Merlin-Arthur Games and Stoquastic Complexity

TL;DR

This paper introduces the MA-complete stoquastic k-SAT problem, explores the complexity of local stoquastic Hamiltonian problems, and situates average LH-MIN within the AM class, advancing understanding of stoquastic quantum complexity.

Contribution

It defines the first non-trivial MA-complete problem, introduces the StoqMA class, and analyzes the complexity of average local stoquastic Hamiltonian problems.

Findings

Stoquastic k-SAT is MA-complete.

Stoquastic LH-MIN is StoqMA-complete.

Average LH-MIN is in AM.

Abstract

MA is a class of decision problems for which `yes'-instances have a proof that can be efficiently checked by a classical randomized algorithm.
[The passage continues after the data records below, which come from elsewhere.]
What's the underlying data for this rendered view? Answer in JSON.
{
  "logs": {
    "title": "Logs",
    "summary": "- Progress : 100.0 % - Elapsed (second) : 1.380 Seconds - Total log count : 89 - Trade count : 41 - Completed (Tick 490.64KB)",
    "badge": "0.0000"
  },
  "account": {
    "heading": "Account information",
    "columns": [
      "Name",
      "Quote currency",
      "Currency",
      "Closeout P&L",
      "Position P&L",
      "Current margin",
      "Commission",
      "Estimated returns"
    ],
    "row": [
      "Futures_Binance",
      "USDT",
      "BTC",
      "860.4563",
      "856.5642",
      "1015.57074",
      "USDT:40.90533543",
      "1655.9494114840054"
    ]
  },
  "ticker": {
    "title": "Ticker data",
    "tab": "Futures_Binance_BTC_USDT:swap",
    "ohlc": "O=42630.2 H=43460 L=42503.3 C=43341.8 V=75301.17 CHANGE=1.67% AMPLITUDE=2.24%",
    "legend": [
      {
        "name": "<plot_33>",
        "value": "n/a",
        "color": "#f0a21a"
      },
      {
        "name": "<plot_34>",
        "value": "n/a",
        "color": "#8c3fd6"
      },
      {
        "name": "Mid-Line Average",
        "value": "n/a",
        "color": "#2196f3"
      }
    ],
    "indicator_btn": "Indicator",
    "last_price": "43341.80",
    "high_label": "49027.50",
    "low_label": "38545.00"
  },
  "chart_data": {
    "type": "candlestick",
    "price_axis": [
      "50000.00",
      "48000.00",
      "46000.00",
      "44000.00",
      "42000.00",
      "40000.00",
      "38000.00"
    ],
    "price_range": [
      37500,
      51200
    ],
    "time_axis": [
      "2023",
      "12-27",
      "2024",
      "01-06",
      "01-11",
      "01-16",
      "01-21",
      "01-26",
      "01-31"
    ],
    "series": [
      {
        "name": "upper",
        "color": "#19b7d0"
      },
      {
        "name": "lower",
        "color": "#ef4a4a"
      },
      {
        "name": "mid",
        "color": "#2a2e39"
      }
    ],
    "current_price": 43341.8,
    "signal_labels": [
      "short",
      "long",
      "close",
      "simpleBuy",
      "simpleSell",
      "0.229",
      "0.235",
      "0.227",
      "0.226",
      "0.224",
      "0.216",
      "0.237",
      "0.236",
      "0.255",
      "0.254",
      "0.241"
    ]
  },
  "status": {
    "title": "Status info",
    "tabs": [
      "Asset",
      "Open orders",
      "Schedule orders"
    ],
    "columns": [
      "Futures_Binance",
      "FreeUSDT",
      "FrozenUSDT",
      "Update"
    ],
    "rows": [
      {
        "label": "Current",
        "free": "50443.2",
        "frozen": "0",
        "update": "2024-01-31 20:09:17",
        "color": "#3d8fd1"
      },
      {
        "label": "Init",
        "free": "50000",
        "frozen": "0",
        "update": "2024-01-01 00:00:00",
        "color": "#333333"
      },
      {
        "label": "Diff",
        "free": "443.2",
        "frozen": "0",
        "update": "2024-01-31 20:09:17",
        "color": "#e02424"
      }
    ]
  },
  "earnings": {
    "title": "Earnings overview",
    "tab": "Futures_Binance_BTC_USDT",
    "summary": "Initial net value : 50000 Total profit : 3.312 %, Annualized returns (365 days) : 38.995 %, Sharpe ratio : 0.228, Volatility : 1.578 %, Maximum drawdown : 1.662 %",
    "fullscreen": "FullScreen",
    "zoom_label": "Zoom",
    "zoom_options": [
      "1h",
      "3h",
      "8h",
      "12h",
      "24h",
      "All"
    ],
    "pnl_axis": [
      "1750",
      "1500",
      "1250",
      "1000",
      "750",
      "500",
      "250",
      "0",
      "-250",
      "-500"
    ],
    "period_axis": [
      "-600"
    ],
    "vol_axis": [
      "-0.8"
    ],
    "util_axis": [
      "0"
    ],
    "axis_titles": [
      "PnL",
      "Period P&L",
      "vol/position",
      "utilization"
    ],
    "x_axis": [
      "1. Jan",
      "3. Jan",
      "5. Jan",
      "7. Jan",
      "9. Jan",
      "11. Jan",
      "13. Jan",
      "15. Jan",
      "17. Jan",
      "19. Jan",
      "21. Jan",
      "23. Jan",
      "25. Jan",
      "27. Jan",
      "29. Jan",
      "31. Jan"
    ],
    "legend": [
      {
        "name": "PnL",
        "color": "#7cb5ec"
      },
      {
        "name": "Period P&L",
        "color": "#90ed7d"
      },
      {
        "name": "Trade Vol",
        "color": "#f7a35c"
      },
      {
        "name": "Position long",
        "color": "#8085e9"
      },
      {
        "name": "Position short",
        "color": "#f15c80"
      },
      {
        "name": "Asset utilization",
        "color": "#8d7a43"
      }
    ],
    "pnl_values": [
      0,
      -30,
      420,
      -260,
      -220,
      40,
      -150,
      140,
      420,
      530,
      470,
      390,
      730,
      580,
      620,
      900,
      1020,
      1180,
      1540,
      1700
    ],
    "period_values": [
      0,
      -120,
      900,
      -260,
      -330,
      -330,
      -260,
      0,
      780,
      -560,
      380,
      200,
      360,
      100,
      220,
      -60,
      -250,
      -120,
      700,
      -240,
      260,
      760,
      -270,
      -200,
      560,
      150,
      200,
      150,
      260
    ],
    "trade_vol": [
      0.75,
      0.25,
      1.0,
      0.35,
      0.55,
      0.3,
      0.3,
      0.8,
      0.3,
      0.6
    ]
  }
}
We prove that MA has a natural complete problem which we call the stoquastic k-SAT problem. This is a matrix-valued analogue of the satisfiability problem in which clauses are k-qubit projectors with non-negative matrix elements, while a satisfying assignment is a vector that belongs to the space spanned by these projectors. Stoquastic k-SAT is the first non-trivial example of a MA-complete problem. We also study the minimum eigenvalue problem for local stoquastic Hamiltonians that was introduced in quant-ph/0606140, stoquastic LH-MIN. A new complexity class StoqMA is introduced so that stoquastic LH-MIN is StoqMA-complete. Lastly, we consider the average LH-MIN problem for local stoquastic Hamiltonians that depend on a random or `quenched disorder' parameter, stoquastic AV-LH-MIN. We prove that stoquastic AV-LH-MIN is contained in the complexity class \AM, the class of decision problems for which yes-instances have a randomized interactive proof with two-way communication between prover and verifier.